Holmström’s work has “provided economists with a new framework to think about the role that incentives play in shaping the behavior of employees and how they interact within complex economic organizations,” said MIT Sloan professor of finance Antoinette Schoar. “The modern economy is dominated by ever larger and more decentralized firms, where incentive contracts are key in ensuring the successful coordination of the workforce.”
Professor of finance David Thesmar, who joined the MIT Sloan faculty from HEC Paris this year, has studied Holmström’s research for years, he said. “I have read, taught, and done research on many of Bengt’s papers, as he is a founding father of contract theory. His insights on relative performance evaluation, the notion of liquidity, and career concerns are essential to our understanding of organizations and finance.”
MIT Sloan professor of applied economics Robert Gibbons, who has worked closely with Holmström for years, said his work is “vitally important” for both economics and management. “I think of contract theory as analyzing how to govern collaboration — how to use all the available instruments to help a fixed set of people collaborate as well as possible. Applications range from small work groups and partnerships, to tussles between divisions of corporations, to joint ventures and other interactions between firms, to public-private partnerships between firms and governments, to interactions between countries or other autonomous entities,” Gibbons said. “I'm delighted that economics has added these issues to its agenda, to complement the analysis of markets. Bengt's decades of award-winning work played a key role in getting this started.”
Applying contract theory to management practice
MIT Sloan Professor Scott Stern said Holmström’s “clear and deep understanding of how to bring economic theory to bear on the core challenges facing managers has been an inspiration and a guide.”

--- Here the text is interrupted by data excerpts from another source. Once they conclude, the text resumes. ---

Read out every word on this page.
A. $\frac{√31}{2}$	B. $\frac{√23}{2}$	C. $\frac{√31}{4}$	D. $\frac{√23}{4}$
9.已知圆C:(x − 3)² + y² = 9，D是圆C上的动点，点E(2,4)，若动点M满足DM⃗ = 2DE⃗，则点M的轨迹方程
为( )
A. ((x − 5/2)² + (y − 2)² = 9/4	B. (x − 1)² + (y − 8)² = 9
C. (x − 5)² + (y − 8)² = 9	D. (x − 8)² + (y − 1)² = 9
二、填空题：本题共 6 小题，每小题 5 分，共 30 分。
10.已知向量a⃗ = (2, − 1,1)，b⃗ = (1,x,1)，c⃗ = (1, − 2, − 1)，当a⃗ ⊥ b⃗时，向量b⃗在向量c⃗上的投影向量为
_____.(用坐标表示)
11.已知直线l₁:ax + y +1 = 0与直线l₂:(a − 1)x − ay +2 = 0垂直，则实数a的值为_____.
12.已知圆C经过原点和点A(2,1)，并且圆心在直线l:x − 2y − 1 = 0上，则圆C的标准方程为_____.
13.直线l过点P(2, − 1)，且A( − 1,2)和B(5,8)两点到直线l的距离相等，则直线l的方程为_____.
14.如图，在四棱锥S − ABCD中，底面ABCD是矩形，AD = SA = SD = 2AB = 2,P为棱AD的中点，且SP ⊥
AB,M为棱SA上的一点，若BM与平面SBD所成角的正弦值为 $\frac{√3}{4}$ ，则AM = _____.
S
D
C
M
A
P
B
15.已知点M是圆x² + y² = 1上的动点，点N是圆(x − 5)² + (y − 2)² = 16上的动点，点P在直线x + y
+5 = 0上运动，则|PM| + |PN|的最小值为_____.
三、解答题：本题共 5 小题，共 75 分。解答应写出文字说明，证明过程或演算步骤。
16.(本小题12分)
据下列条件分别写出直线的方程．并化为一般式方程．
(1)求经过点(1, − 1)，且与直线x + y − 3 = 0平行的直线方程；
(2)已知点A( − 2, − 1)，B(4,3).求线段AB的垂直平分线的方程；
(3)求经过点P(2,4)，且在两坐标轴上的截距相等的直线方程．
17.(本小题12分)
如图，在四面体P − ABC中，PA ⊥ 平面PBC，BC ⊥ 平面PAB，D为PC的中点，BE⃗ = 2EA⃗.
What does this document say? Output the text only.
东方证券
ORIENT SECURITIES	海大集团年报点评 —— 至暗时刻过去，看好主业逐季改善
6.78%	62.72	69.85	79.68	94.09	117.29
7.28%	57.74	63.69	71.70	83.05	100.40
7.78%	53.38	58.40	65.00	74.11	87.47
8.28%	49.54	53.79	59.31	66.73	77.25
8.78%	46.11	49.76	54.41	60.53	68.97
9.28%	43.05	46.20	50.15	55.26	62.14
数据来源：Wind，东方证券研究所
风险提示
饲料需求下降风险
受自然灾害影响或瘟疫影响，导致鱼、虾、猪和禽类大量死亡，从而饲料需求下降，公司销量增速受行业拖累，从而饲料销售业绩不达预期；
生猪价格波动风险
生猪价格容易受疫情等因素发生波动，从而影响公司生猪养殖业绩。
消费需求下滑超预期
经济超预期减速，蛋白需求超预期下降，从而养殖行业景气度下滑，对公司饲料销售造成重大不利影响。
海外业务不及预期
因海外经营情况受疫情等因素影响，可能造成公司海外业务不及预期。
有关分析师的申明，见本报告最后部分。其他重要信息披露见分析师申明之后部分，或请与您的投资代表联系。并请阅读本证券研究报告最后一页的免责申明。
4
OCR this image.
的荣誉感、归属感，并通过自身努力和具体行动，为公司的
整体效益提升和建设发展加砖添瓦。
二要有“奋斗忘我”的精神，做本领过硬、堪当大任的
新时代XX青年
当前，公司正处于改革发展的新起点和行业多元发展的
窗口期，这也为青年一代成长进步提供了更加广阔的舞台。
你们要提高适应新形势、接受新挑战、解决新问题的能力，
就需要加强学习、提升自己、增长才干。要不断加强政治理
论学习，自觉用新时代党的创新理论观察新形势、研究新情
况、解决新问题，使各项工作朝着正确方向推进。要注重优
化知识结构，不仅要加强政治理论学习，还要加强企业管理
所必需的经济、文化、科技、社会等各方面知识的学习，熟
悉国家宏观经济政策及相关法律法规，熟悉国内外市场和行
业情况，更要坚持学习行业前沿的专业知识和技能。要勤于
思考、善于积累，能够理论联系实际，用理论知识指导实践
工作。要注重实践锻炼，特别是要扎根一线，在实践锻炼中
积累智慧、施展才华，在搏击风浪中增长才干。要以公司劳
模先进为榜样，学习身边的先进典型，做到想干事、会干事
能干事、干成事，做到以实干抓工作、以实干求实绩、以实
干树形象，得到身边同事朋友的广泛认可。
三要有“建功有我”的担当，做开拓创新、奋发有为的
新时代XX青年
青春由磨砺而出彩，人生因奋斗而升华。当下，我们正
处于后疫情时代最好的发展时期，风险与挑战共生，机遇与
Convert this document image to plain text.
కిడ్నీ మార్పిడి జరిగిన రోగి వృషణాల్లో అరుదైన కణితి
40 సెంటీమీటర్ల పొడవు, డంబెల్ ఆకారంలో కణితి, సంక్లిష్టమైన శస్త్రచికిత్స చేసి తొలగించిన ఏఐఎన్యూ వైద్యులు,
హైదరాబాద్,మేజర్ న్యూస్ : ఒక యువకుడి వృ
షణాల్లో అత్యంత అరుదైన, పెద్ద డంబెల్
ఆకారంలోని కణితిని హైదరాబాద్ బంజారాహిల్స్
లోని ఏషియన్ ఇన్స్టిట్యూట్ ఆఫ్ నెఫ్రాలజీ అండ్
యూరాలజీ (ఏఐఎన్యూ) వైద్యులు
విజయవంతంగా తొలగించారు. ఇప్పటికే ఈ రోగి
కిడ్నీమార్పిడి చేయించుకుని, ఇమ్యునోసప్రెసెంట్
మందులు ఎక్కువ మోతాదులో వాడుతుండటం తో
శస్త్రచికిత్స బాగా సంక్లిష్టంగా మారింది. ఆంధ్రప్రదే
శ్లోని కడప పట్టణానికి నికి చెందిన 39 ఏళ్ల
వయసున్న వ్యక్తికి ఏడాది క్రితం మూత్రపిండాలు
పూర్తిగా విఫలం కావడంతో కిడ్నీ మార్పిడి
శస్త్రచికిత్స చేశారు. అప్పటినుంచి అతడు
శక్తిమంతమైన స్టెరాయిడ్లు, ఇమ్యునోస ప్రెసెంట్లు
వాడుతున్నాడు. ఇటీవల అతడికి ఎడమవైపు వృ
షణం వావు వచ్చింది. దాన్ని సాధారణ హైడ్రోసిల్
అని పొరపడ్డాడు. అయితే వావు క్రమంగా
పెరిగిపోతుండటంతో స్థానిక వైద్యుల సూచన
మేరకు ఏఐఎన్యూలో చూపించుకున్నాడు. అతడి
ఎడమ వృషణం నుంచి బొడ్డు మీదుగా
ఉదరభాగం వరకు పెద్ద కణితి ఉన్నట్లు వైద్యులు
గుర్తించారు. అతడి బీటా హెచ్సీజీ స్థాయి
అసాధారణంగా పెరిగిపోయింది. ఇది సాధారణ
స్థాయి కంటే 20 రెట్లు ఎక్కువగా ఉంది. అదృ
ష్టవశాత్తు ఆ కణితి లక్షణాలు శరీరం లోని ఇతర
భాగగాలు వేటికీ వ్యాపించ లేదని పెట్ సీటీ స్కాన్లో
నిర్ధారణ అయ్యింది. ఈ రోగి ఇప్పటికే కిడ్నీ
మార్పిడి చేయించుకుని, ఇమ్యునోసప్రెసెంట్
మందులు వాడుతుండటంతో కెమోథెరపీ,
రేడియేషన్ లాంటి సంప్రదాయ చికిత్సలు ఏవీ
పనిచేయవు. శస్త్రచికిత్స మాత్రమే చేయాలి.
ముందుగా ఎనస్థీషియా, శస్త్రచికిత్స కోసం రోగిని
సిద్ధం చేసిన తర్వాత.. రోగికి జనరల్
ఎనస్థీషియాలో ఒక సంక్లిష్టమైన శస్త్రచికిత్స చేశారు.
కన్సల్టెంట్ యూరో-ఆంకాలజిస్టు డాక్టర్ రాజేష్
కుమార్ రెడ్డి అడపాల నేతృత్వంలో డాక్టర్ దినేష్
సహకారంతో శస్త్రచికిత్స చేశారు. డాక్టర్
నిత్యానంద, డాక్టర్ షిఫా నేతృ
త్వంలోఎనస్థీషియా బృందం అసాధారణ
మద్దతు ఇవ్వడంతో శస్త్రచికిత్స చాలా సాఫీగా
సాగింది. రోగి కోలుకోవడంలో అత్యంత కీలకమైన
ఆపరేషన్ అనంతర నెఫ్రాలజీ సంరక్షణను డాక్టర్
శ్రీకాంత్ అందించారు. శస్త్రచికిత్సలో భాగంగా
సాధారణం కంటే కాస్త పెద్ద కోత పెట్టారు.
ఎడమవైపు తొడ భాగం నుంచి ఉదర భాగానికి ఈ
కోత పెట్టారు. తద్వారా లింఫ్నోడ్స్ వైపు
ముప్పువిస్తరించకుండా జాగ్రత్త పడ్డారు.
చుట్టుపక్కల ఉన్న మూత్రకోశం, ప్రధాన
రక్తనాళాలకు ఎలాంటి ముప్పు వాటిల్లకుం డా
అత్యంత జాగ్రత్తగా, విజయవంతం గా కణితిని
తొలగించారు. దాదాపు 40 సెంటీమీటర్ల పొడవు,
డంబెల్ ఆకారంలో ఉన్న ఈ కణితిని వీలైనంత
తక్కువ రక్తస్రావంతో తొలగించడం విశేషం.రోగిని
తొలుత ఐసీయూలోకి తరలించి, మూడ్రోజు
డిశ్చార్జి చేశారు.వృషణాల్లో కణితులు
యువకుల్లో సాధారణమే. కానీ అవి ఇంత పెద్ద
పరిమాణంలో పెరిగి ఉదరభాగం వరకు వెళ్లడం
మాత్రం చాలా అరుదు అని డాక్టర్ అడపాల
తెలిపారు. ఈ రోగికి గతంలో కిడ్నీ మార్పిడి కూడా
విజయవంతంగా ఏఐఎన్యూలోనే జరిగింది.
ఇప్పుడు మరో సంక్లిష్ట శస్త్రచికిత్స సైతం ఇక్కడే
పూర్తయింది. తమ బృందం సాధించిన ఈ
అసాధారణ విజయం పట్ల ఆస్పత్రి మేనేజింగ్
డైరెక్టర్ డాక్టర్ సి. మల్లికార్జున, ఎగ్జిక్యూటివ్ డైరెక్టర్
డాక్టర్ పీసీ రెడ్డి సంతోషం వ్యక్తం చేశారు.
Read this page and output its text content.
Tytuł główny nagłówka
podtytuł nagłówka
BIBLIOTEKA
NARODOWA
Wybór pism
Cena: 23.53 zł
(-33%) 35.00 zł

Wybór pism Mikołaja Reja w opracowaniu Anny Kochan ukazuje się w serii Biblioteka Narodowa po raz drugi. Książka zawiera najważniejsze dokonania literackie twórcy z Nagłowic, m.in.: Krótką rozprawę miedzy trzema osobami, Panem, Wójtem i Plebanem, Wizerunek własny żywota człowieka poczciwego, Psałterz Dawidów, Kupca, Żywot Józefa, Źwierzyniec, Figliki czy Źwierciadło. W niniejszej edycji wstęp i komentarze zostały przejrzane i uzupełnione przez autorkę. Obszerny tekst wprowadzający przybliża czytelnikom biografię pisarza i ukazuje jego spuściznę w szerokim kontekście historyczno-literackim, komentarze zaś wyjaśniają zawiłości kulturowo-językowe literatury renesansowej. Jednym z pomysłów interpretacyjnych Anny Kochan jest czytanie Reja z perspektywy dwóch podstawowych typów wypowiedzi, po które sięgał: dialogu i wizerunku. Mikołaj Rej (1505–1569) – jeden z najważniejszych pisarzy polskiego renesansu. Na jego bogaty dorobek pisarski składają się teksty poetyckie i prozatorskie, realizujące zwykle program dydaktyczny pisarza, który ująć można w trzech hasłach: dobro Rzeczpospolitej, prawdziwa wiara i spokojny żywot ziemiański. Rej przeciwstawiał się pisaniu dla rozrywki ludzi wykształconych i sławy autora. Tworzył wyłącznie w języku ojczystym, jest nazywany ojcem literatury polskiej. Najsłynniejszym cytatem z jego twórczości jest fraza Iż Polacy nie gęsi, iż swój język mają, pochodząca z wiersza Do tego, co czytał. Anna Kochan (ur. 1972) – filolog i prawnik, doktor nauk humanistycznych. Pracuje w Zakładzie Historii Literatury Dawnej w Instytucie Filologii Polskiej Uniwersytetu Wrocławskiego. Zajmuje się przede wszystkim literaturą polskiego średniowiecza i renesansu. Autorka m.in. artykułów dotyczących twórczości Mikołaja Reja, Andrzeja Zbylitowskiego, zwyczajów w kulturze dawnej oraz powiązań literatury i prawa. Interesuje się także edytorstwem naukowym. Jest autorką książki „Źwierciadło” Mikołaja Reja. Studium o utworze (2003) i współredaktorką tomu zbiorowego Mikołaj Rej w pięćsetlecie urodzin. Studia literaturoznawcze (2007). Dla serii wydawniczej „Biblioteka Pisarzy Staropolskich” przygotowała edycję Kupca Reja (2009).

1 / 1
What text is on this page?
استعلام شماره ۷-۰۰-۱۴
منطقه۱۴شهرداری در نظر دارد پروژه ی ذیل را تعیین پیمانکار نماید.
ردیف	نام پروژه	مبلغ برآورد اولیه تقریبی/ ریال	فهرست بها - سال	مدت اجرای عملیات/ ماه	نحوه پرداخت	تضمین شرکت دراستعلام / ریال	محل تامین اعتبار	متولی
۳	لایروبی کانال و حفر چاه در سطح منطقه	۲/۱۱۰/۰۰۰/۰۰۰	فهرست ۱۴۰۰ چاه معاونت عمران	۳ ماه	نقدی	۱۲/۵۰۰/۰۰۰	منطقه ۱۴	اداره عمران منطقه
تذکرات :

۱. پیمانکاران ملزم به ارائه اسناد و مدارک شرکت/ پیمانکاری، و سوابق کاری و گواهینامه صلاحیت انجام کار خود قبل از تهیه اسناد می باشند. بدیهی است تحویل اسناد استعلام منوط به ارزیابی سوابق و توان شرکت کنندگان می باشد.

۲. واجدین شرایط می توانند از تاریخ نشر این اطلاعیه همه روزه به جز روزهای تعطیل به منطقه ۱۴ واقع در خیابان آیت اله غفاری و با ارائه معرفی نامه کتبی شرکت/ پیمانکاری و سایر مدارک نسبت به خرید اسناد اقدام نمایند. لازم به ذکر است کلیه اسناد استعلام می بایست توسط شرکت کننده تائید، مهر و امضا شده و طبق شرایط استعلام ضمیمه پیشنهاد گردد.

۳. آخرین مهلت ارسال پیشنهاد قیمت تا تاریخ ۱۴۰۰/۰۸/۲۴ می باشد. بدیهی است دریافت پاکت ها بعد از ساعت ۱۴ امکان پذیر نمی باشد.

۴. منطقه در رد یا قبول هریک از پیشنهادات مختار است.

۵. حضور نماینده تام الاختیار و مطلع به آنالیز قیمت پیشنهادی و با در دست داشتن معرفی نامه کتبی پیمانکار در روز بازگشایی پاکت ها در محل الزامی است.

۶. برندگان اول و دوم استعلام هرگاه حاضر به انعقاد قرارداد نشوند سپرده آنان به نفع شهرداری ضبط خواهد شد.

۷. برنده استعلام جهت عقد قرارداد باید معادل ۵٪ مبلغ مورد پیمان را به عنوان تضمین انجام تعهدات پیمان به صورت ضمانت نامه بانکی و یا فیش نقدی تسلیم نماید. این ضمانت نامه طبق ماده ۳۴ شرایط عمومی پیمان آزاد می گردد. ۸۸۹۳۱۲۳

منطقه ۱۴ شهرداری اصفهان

“Consider the challenge of motivating ‘innovation,’” Stern said. “How can you tell when your worker is someone [who] is working hard at innovation? This is, needless to say, not an easy problem. Bengt provided the foundational stepping stones that inform our teaching and research in this area. In a series of classic papers, Bengt highlighted how difficult it is to provide incentives that actually encourage the behavior that managers are hoping to encourage. For example, if you are constantly monitoring the progress of innovators, you are likely to end up with a lot of short-term deliverables but few home runs.”
“Bengt’s pioneering work pervades our teaching and our research,” Stern said.
A focus on research
Although the accolades and the Nobel Prize are gratifying, Holmström said in a phone interview Monday that he is looking forward to getting back to his research.
“I don’t have any intention to use this as a platform for throwing myself into a public debate. There are various styles of reacting to [winning] the Nobel Prize. Some people become experts on everything when they get the prize, and others continue to be themselves, so to speak. I think I will be more of the latter,” Holmström said.
Ross said his friend’s attitude doesn’t surprise him at all. “Given his talents, Bengt is an uncommonly modest man,” he said.
MIT Sloan Professor Robert C. Merton, who won the Nobel Memorial Prize in Economic Sciences along with Myron Scholes in 1997, said he was “extraordinarily excited” Holmström won the prize.
When asked if it will change Holmström’s life, Merton said, “yes and no.”
“He will forever have access [to meet more people], but I suspect he’ll go right back to doing his research. He’s known [around the world] already, so this will just add to it,” Merton said.